Scripts have a configurable timeout (default: 30 seconds, maximum: 300 seconds). For large datasets, ask the agent to process data in chunks or request a higher timeout in your task description:

Run the analysis with a 120-second timeout—the dataset is large.

Capturing Results

Results are captured via:

  • print() output — anything printed to stdout is returned
  • result variable — assign your final value to a variable named result and it will be included in the output

Tips for Data Analysis

  • Start with a structural overview. Ask the agent to use csv_reader first to show column names, data types, and a few sample rows before diving into full analysis. This helps catch encoding issues or unexpected formats early.

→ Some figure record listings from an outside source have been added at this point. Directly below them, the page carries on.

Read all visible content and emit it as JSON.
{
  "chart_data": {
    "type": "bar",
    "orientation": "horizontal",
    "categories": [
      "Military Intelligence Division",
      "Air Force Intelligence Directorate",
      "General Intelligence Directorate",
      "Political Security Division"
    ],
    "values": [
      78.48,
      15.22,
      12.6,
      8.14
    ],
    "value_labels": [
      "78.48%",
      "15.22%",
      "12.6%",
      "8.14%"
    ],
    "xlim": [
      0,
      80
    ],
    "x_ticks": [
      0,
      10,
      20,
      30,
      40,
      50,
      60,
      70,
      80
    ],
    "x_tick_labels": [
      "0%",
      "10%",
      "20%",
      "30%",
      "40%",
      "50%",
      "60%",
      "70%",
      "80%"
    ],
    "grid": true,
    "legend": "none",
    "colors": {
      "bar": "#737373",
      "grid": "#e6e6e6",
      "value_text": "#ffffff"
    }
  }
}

  • Pre-filter large JSON files. For large JSON datasets, use json_query to extract only the fields you need before passing data to run_python. This reduces memory usage and speeds up analysis.

  • Use folder-specific instructions. Attach instructions to your data folder describing the schema: column meanings, units, known data quality issues. The agent will apply this context automatically.

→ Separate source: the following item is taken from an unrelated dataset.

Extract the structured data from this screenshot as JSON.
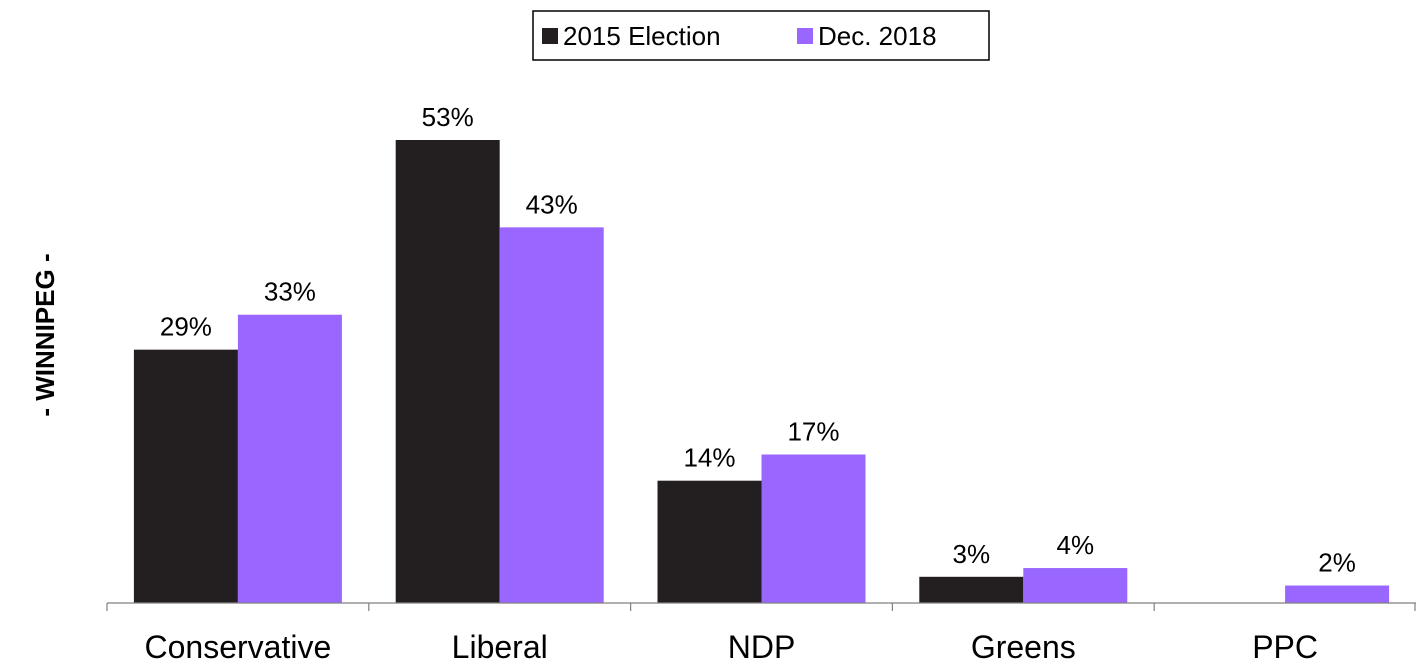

  • Chain tasks iteratively. Start with exploration, then analysis, then reporting. Each step builds on the last without losing context:

    1. "Describe the structure and content of sales_2024.csv"
    2. "Now analyze revenue trends by category"
    3. "Generate a formatted report from the analysis"
  • Use Read Only for raw data. Add your original data files with Read Only permission to prevent accidental modification. Use a separate folder with Read & Write for outputs.

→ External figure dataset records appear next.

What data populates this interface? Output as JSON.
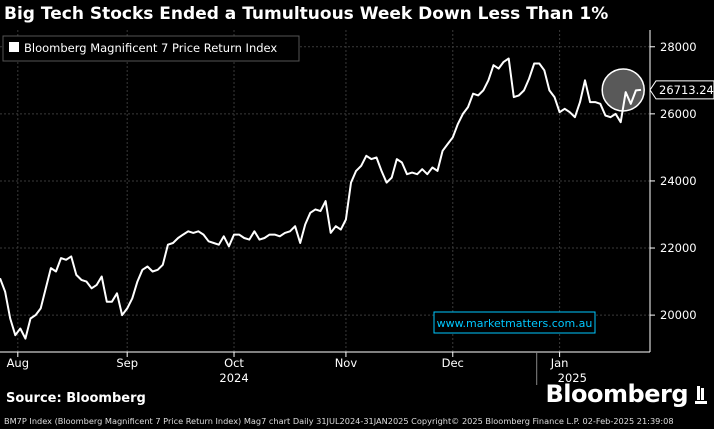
{
  "title": "Big Tech Stocks Ended a Tumultuous Week Down Less Than 1%",
  "source": "Source: Bloomberg",
  "brand": "Bloomberg",
  "watermark": "www.marketmatters.com.au",
  "footer": "BM7P Index (Bloomberg Magnificent 7 Price Return Index) Mag7 chart  Daily 31JUL2024-31JAN2025 Copyright© 2025 Bloomberg Finance L.P.  02-Feb-2025 21:39:08",
  "colors": {
    "background": "#000000",
    "line": "#ffffff",
    "watermark": "#00c8ff"
  },
  "chart_data": {
    "type": "line",
    "title": "Big Tech Stocks Ended a Tumultuous Week Down Less Than 1%",
    "legend": {
      "label": "Bloomberg Magnificent 7 Price Return Index",
      "position": "top-left"
    },
    "last_value_label": "26713.24",
    "ylim": [
      18900,
      28500
    ],
    "yticks": [
      20000,
      22000,
      24000,
      26000,
      28000
    ],
    "grid": true,
    "month_ticks": [
      {
        "label": "Aug",
        "x": 3.5
      },
      {
        "label": "Sep",
        "x": 25
      },
      {
        "label": "Oct",
        "x": 46
      },
      {
        "label": "Nov",
        "x": 68
      },
      {
        "label": "Dec",
        "x": 89
      },
      {
        "label": "Jan",
        "x": 110
      }
    ],
    "year_labels": [
      {
        "label": "2024",
        "x": 46
      },
      {
        "label": "2025",
        "x": 112.5
      }
    ],
    "highlight_circle_center_x": 122.5,
    "x": [
      0,
      1,
      2,
      3,
      4,
      5,
      6,
      7,
      8,
      9,
      10,
      11,
      12,
      13,
      14,
      15,
      16,
      17,
      18,
      19,
      20,
      21,
      22,
      23,
      24,
      25,
      26,
      27,
      28,
      29,
      30,
      31,
      32,
      33,
      34,
      35,
      36,
      37,
      38,
      39,
      40,
      41,
      42,
      43,
      44,
      45,
      46,
      47,
      48,
      49,
      50,
      51,
      52,
      53,
      54,
      55,
      56,
      57,
      58,
      59,
      60,
      61,
      62,
      63,
      64,
      65,
      66,
      67,
      68,
      69,
      70,
      71,
      72,
      73,
      74,
      75,
      76,
      77,
      78,
      79,
      80,
      81,
      82,
      83,
      84,
      85,
      86,
      87,
      88,
      89,
      90,
      91,
      92,
      93,
      94,
      95,
      96,
      97,
      98,
      99,
      100,
      101,
      102,
      103,
      104,
      105,
      106,
      107,
      108,
      109,
      110,
      111,
      112,
      113,
      114,
      115,
      116,
      117,
      118,
      119,
      120,
      121,
      122,
      123,
      124,
      125,
      126
    ],
    "values": [
      21100,
      20700,
      19900,
      19400,
      19600,
      19300,
      19900,
      20000,
      20200,
      20800,
      21400,
      21300,
      21700,
      21650,
      21750,
      21200,
      21050,
      21000,
      20800,
      20900,
      21150,
      20400,
      20400,
      20650,
      20000,
      20200,
      20500,
      21000,
      21350,
      21450,
      21300,
      21350,
      21500,
      22100,
      22150,
      22300,
      22400,
      22500,
      22450,
      22500,
      22400,
      22200,
      22150,
      22100,
      22350,
      22050,
      22400,
      22400,
      22300,
      22250,
      22500,
      22250,
      22300,
      22400,
      22400,
      22350,
      22450,
      22500,
      22650,
      22150,
      22700,
      23050,
      23150,
      23100,
      23400,
      22450,
      22650,
      22550,
      22850,
      23950,
      24300,
      24450,
      24750,
      24650,
      24700,
      24300,
      23950,
      24100,
      24650,
      24550,
      24200,
      24250,
      24200,
      24350,
      24200,
      24400,
      24300,
      24900,
      25100,
      25300,
      25700,
      26000,
      26200,
      26600,
      26550,
      26700,
      27000,
      27450,
      27350,
      27550,
      27650,
      26500,
      26550,
      26700,
      27050,
      27500,
      27500,
      27300,
      26700,
      26500,
      26050,
      26150,
      26050,
      25900,
      26350,
      27000,
      26350,
      26350,
      26300,
      25950,
      25900,
      26000,
      25750,
      26650,
      26300,
      26700,
      26713.24
    ]
  }
}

  • Include column context in your prompt. If the agent doesn't know what your columns mean, tell it: "The rev column represents monthly revenue in USD. The cat_id column maps to product categories defined in categories.json."

Troubleshooting

Problem Solution
csv_reader reports encoding errors Specify the encoding in your task: "The CSV uses Latin-1 encoding". Common encodings: utf-8, latin-1, cp1252.
run_python times out Break the analysis into smaller steps, or ask for a higher timeout. For very large files, ask the agent to sample the data first.
json_query returns no results Check your JSONPath expression. Ask the agent to first run json_query with $ (root) to show the top-level structure, then refine the path.
Agent modifies the wrong files Use Read Only permission for source data. Only grant Read & Write to your output folder.
Analysis results are inconsistent Add explicit formatting instructions in Global Instructions (e.g., "Always round to 2 decimal places", "Use ISO 8601 date format").
run_python fails with import error The required library may not be available. Ask the agent to use standard library alternatives, or use csv_reader and json_query directly instead of Python imports.